Problem is that, when printing that string by below code:
//str is that string read from the file using StandardCharsets.UTF_8 encoding
System.out.println(str);
In windows I got:
?18
But in linux I got:
18
So why the behavior of java is different? How to understand it?
A BOM is a zero-width space, so invisible in principle.
However Window has no UTF-8 encoding but uses one of the many single byte encodings. The conversion from String to the output will turn the BOM, missing in the charset, into a question mark.
Still Notepad will recognize the BOM and display UTF-8 text.

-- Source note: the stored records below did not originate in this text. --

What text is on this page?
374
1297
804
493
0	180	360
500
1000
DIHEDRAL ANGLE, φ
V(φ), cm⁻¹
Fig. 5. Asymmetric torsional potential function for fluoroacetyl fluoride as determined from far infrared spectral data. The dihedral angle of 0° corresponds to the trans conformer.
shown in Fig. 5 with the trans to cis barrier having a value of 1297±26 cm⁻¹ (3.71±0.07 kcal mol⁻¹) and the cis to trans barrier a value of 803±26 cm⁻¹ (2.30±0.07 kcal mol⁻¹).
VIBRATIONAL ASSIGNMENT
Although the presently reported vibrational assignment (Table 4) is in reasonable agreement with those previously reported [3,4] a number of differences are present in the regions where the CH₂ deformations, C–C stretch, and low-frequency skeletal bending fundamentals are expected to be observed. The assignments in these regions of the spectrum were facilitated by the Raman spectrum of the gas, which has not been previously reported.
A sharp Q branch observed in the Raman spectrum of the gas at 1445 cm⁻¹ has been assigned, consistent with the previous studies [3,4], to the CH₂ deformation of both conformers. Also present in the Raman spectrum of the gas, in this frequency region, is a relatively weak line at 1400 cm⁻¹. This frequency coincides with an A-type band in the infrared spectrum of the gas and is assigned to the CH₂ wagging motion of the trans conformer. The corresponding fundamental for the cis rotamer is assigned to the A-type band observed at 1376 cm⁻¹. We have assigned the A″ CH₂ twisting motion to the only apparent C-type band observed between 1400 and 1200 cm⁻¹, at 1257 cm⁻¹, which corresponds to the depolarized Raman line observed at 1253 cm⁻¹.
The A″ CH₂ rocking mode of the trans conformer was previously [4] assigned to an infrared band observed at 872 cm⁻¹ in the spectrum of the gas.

Linux nowadays generally uses UTF-8, so has no problems, also in the console.
Further explanation
On Windows System.out
uses the console, and that console for instance uses as charset/encoding for instance Cp-850, a single byte charset of some 256 characters. Missing might very well be ĉ
or the BOM char. If a java String contains these chars, they can not be encoded to one of the 256 available chars. Hence they will be converted to a ?
.
Using a CharsetEncoder:
String s = ...
CharsetEncoder encoder = Charset.defaultCharset().newEncoder();
if (!encoder.canEncode(s)) {
System.out.println("A problem");
}
Windows generally also runs on a single byte encoding, like Cp-1252. Again 256 chars. However editors may deal with several encodings, and if the font can represent the character (Unicode code point), then everything works.